I’ve never shared a conversation publicly before, but I feel I have to here. @AlexSaundersAU. Alex begged me for a 50 BTC loan. Then tried to sell me a “pre allocation” in a token. Then tried to sell me on just giving him money to talk. I feel this may represent most paid groups. pic.twitter.com/rAoleiDKHv
— R.Heart’s forking ETH. HEX.com 40% APR 3866x @558d (@RichardHeartWin) July 18, 2021
The ABC’s July 28 report claims to have seen screenshots of dialogue between Saunders and an overseas hedge fund manager evidencing requests to borrow Bitcoin back on two different occasions, with the fund claiming not have repaid the BTC it lent Saunders back in January. One of the messages attributed to Saunders reportedly reads:
“Sorry to put this on you mate. But I felt like I could trust you. I’d 10x’d my FTX account. Then got greedy.”

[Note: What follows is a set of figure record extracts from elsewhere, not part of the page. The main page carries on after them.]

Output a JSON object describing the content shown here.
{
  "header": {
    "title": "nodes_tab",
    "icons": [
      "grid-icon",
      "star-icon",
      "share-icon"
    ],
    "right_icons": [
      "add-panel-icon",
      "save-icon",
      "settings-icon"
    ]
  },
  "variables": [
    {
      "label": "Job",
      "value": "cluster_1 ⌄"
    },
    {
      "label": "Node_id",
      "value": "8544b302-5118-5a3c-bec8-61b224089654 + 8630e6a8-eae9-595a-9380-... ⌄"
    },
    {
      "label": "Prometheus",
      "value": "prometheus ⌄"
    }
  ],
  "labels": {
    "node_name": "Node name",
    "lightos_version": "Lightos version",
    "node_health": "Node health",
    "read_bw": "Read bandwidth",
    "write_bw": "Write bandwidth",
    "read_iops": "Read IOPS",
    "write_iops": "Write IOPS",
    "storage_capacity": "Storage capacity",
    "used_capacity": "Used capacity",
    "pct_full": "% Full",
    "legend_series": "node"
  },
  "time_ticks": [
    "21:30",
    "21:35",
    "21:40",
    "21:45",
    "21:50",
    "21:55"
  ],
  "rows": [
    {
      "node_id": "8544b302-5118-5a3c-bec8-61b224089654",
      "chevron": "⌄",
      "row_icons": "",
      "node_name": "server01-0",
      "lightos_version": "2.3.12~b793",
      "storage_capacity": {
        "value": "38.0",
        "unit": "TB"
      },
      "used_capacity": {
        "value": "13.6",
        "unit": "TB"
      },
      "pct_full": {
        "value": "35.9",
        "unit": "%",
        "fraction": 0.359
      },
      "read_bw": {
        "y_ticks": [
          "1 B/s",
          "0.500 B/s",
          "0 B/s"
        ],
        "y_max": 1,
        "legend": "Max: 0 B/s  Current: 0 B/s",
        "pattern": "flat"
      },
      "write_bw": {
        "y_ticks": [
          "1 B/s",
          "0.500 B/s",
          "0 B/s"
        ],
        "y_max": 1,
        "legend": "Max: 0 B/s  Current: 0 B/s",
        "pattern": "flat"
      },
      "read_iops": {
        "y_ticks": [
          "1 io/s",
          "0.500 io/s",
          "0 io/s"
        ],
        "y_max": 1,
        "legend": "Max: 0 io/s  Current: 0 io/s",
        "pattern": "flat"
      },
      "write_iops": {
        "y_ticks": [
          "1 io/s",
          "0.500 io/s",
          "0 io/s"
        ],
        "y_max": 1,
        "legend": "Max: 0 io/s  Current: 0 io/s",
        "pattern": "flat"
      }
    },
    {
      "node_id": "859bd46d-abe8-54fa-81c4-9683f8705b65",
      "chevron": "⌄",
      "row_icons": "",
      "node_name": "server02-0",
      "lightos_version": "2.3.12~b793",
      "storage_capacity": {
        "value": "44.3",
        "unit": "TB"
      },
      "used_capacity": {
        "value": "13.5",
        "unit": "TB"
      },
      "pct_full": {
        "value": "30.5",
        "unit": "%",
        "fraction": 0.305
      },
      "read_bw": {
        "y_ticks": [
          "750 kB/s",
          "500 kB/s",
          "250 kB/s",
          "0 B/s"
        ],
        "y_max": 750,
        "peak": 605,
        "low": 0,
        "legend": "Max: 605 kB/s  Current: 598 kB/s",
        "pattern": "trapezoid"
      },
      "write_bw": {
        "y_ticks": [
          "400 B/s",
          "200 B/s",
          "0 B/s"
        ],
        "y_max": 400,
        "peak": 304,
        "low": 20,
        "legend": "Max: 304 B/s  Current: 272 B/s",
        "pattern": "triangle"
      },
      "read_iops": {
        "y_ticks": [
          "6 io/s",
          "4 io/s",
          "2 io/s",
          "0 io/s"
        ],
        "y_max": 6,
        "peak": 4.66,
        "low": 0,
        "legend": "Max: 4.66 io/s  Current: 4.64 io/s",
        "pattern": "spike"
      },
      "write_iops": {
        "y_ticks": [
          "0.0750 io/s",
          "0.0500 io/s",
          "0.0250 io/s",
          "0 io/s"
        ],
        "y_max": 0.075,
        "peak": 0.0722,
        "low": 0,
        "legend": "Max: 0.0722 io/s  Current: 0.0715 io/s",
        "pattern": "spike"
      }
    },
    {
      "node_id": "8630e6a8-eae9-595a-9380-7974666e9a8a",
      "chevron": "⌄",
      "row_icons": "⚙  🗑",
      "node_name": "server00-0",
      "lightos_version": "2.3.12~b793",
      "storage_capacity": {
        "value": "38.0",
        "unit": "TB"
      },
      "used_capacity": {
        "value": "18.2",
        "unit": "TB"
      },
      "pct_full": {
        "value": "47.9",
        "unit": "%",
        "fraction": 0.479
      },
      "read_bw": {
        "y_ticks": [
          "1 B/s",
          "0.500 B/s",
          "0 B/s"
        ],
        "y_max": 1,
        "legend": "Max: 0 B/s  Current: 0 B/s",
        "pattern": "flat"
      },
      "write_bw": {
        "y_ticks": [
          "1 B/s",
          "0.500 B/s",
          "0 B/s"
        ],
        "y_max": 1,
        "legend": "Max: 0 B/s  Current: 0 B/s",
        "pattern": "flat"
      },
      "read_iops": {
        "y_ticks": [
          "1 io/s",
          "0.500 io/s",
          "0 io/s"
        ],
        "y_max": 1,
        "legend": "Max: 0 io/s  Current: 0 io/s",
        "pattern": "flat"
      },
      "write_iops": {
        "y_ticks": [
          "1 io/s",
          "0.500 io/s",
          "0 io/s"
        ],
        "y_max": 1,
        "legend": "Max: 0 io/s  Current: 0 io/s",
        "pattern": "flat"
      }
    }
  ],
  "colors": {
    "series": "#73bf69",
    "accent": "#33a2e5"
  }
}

Related: SEC closes in on settlements with US BitConnect promoters for millions
The ABC states it has spoken to five people based in Australia, the United Kingdom, and New Zealand who claim to be owed money by Saunders.
Saunders is yet to address the accusations on social media, and does not appear to have been active on Twitter since July 23.
Blockchain Australia said it was aware of the claims against Saunders, and have been informed the accusations are “being handled by his legal representative.” Saunders was appointed to Blockchain Australia as a board member in 2019.
Nuggets News spun off into the Collective Shift platform. Managing director Ben Simpson issued a video update on Sunday to members saying he had asked Saunders about the allegations.
“He looked at me straight in the eye and said ‘don’t worry about, like, you know, there is a couple of people I owe money, I am on repayment plans, don’t worry about it.'”
Simpson told the ABC Saunders is no longer involved with Collective Shift, either as a shareholder or contributor.